In this paper, we conduct a comprehensive study of In-Context Learning (ICL) by addressing several open questions: (a) What type of ICL estimator is learned within language models? (b) What are suitable performance metrics to evaluate ICL accurately and what are the error rates? (c) How does the transformer architecture enable ICL? To answer (a), we take a Bayesian view and demonstrate that ICL implicitly implements the Bayesian model averaging algorithm. This Bayesian model averaging algorithm is proven to be approximately parameterized by the attention mechanism. For (b), we analyze the ICL performance from an online learning perspective and establish a regret bound $\mathcal{O}(1/T)$, where $T$ is the ICL input sequence length.
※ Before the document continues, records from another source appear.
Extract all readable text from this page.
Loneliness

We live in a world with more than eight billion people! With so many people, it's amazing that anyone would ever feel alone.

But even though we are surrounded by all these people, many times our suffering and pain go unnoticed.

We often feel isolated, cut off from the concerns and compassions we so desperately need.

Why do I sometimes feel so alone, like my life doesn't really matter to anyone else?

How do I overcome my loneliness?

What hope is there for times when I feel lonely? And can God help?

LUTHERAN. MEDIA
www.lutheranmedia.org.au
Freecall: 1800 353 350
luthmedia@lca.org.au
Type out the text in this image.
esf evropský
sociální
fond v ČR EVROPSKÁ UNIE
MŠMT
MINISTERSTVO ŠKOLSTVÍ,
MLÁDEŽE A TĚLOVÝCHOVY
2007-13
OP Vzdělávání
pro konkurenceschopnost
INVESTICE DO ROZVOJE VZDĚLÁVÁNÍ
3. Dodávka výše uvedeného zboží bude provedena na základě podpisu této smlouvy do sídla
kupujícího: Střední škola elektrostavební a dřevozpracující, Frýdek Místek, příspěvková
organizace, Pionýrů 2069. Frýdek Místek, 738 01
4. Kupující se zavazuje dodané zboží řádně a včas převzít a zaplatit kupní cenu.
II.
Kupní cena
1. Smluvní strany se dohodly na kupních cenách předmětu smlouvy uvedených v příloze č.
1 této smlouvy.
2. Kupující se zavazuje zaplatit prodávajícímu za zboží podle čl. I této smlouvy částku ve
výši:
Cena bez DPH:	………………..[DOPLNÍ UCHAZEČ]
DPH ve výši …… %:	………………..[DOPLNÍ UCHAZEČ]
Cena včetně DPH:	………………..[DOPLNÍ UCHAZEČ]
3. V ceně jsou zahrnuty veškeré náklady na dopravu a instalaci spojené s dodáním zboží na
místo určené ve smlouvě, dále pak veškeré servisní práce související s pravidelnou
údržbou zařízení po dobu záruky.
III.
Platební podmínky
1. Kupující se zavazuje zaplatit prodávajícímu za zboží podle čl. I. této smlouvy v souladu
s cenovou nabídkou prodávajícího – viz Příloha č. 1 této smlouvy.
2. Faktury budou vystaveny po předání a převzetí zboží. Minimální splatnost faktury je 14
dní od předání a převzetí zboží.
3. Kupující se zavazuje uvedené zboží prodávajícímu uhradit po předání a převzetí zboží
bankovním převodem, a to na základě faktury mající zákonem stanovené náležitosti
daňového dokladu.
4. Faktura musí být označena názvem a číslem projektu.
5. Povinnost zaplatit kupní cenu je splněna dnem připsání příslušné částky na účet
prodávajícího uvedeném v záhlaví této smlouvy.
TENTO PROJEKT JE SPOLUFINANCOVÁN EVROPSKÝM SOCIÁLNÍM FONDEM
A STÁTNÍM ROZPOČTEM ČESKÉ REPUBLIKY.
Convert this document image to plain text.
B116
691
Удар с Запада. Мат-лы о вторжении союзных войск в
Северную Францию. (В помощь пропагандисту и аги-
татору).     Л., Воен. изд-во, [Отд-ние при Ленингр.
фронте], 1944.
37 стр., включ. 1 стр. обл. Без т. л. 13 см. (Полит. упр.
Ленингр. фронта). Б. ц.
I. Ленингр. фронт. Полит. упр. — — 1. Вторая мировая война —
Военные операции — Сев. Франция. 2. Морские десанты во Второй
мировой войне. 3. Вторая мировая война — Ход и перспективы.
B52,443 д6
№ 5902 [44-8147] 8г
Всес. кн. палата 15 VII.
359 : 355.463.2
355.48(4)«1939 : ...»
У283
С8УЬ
To address (c), in addition to the encoded Bayesian model averaging algorithm in attention, we show that during pertaining, the total variation distance between the learned model and the nominal model is bounded by a sum of an approximation error and a generalization error of $\tilde{\mathcal{O}}(1/\sqrt{N_{\mathrm{p}}T_{\mathrm{p}}})$, where $N_{\mathrm{p}}$ and $T_{\mathrm{p}}$ are the number of token sequences and the length of each sequence in pretraining, respectively. Our results provide a unified understanding of the transformer and its ICL ability with bounds on ICL regret, approximation, and generalization, which deepens our knowledge of these essential aspects of modern language models.

翻译：本文通过解决若干开放性问题，对上下文学习（In-Context Learning, ICL）进行了全面研究：（a）语言模型学习的是何种ICL估计量？（b）准确评估ICL应使用哪些合适的性能指标及其误差率如何？（c）Transformer架构如何实现ICL？针对问题（a），我们采用贝叶斯视角，证明ICL隐式实现了贝叶斯模型平均算法，并进一步证实该算法可通过注意力机制近似参数化。针对问题（b），我们从在线学习角度分析ICL性能，建立了遗憾界$\mathcal{O}(1/T)$，其中$T$为ICL输入序列长度。针对问题（c），除注意力机制中编码的贝叶斯模型平均算法外，我们证明预训练过程中，学习模型与标称模型之间的总变差距离受近似误差与泛化误差之和约束，该泛化误差为$\tilde{\mathcal{O}}(1/\sqrt{N_{\mathrm{p}}T_{\mathrm{p}}})$，其中$N_{\mathrm{p}}$和$T_{\mathrm{p}}$分别为预训练中的令牌序列数量与每个序列的长度。我们的研究结果通过ICL遗憾界、近似误差与泛化误差的约束，为Transformer及其ICL能力提供了统一理解，深化了对现代语言模型这些核心方面的认知。